Addio al "Ragno Nero", tra i successi a Milano e il cuore lasciato a Roma
È famoso per essere stato il portiere dei rossoneri degli Anni 60, ma non ha mai nascosto di aver sempre mantenuto un legame fortissimo con i colori giallorossi
È famoso per essere stato il portiere dei successi del Milan di fine Anni 60, ma la squadra in cui ha giocato più di ogni altra è stata la Roma. E Fabio Cudicini ogni volta che è stato chiamato a parlarne, non ha mai nascosto di aver sempre mantenuto un legame fortissimo con i colori giallorossi. Arrivato nel 1958, dopo poco tempo tolse il posto di titolare a Luciano Tessari, che qualche anno dopo sarebbe stato il suo allenatore proprio al Milan. "Era molto fragile fisicamente e dovevi centellinare il suo lavoro - ha raccontato Tessari - Rocco mi diceva: “oh, se me lo rompi ti ’masso”, e noi siamo riusciti a farlo stare bene, portandolo alla conquista, con la maglia del Milan, di scudetto, Coppa dei Campioni e intercontinentale, insieme ad altri cinque “scarti” della roma».

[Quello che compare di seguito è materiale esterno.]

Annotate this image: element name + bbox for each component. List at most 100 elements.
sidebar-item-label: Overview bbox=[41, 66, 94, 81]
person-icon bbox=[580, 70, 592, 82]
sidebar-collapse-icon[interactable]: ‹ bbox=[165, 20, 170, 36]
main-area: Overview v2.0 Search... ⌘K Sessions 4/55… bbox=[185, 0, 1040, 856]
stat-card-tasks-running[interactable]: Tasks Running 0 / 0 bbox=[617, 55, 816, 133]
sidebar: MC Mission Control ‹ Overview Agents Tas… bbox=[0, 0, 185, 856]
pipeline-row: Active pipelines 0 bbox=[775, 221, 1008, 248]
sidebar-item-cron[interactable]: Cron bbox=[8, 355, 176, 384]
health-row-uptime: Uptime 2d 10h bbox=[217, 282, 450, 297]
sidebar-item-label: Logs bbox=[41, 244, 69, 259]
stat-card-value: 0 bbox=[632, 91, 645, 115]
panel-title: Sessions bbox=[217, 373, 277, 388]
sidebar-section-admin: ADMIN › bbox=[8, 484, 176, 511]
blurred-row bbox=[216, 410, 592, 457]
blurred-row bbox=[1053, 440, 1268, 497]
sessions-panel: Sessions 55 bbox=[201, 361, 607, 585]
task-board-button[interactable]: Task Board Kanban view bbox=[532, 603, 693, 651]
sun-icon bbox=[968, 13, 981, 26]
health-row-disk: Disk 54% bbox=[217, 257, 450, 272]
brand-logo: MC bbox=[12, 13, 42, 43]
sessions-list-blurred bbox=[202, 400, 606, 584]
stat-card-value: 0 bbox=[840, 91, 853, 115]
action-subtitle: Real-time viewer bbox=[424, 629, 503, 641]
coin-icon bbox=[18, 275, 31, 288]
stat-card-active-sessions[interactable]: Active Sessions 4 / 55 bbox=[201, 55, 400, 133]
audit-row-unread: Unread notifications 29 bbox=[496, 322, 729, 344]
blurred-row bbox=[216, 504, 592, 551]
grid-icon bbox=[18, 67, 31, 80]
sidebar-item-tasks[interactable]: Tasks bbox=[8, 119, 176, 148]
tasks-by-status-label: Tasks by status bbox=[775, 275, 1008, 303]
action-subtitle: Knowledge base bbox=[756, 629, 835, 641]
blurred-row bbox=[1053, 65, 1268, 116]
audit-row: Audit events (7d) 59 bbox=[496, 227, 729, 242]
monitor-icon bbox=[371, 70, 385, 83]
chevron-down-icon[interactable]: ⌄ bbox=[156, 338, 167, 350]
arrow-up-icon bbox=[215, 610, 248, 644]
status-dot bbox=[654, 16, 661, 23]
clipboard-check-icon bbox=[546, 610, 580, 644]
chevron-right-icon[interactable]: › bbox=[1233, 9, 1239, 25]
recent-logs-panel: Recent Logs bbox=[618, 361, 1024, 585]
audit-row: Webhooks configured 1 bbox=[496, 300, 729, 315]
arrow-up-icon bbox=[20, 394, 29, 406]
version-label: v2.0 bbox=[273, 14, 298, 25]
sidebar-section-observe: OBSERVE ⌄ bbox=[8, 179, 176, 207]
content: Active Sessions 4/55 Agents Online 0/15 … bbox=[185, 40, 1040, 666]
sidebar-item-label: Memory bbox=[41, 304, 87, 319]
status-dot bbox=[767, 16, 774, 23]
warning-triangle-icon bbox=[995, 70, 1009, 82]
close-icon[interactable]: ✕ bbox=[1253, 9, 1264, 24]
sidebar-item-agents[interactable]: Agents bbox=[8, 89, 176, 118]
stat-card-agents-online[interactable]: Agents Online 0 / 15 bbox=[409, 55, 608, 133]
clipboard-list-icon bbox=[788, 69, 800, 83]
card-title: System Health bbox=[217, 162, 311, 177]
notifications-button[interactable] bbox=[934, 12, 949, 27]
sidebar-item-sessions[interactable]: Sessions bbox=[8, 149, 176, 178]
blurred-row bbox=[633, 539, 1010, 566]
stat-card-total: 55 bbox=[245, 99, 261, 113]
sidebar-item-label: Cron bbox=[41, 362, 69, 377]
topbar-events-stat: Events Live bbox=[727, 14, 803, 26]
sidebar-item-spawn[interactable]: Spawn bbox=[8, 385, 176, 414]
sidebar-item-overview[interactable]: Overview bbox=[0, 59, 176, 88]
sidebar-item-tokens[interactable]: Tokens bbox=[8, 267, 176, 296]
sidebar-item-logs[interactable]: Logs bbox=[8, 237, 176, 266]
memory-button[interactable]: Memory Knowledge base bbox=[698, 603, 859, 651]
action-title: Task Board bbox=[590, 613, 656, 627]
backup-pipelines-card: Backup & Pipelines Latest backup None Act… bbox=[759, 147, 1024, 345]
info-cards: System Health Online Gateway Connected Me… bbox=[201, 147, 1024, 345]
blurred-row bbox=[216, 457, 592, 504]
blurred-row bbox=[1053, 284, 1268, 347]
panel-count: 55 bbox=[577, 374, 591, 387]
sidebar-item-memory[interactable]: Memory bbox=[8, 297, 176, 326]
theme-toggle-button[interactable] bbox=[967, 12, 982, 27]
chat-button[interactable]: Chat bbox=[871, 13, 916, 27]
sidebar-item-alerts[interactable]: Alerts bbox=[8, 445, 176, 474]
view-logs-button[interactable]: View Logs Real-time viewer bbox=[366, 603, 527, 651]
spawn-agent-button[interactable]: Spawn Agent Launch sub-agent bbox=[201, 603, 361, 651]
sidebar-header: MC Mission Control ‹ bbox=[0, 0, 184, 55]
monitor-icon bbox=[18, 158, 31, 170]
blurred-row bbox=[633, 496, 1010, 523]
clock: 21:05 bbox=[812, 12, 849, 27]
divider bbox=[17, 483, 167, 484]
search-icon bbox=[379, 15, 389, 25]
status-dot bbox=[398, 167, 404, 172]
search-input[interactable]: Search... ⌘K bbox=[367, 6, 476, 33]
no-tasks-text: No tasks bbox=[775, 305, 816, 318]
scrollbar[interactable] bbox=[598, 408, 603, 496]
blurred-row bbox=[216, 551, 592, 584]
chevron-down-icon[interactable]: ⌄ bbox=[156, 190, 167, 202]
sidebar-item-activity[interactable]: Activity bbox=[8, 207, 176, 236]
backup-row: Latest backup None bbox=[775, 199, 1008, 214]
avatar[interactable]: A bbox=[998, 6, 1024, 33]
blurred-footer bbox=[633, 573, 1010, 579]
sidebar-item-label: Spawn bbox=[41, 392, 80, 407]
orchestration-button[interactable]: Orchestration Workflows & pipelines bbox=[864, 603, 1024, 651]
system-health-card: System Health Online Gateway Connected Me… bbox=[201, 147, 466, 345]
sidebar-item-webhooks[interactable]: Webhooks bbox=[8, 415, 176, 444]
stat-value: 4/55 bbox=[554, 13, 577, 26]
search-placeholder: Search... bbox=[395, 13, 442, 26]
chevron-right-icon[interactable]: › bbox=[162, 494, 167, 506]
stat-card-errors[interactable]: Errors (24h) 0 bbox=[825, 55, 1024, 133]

Con la Roma ha vinto anche una Coppa Italia, ha parato due rigori al derby, ne ha anche segnato uno in Coppa Italia contro la Fiorentina. E' stato anche capitano, il 27 marzo 1966 proprio contro il Bologna, cioè il prossimo avversario della Roma. Oronzo Pugliese credeva fosse finito, a 30 anni, e lo lasciò andar via. Lui lo seppe durante la tournée in Australia nel 1966, pianse, andò al Brescia e pensò di smettere. Il Milan credette in lui e divenne protagonista di un'epopea di successi incredibile.
E' stato romanista fino all'ultimo. "Prendete Zoff", disse a qualche dirigente, che non lo ascoltò. E' rimasto romanista anche dopo, è tornato all'Olimpico per la cerimonia della Hall of Fame nel 2012 e per rivedere i compagni con cui aveva vinto la Coppa Italia del 1964, nel 2014. Molti conoscono la carriere del figlio Carlo, famoso soprattutto per i suoi anni al Chelsea. Pochi ricordano che Carlo esordì proprio in una sfida tra Roma e Milan di Coppa Italia, vinta dalla Roma 2-0 e subendo un pallonetto da Caniggia che ancora oggi viene ricordato come un momento epico nella storia romanista. Forse è stata l'unica volta in cui, dal 1958 fino a due giorni fa, non è stato contento per un gol segnato dalla Roma.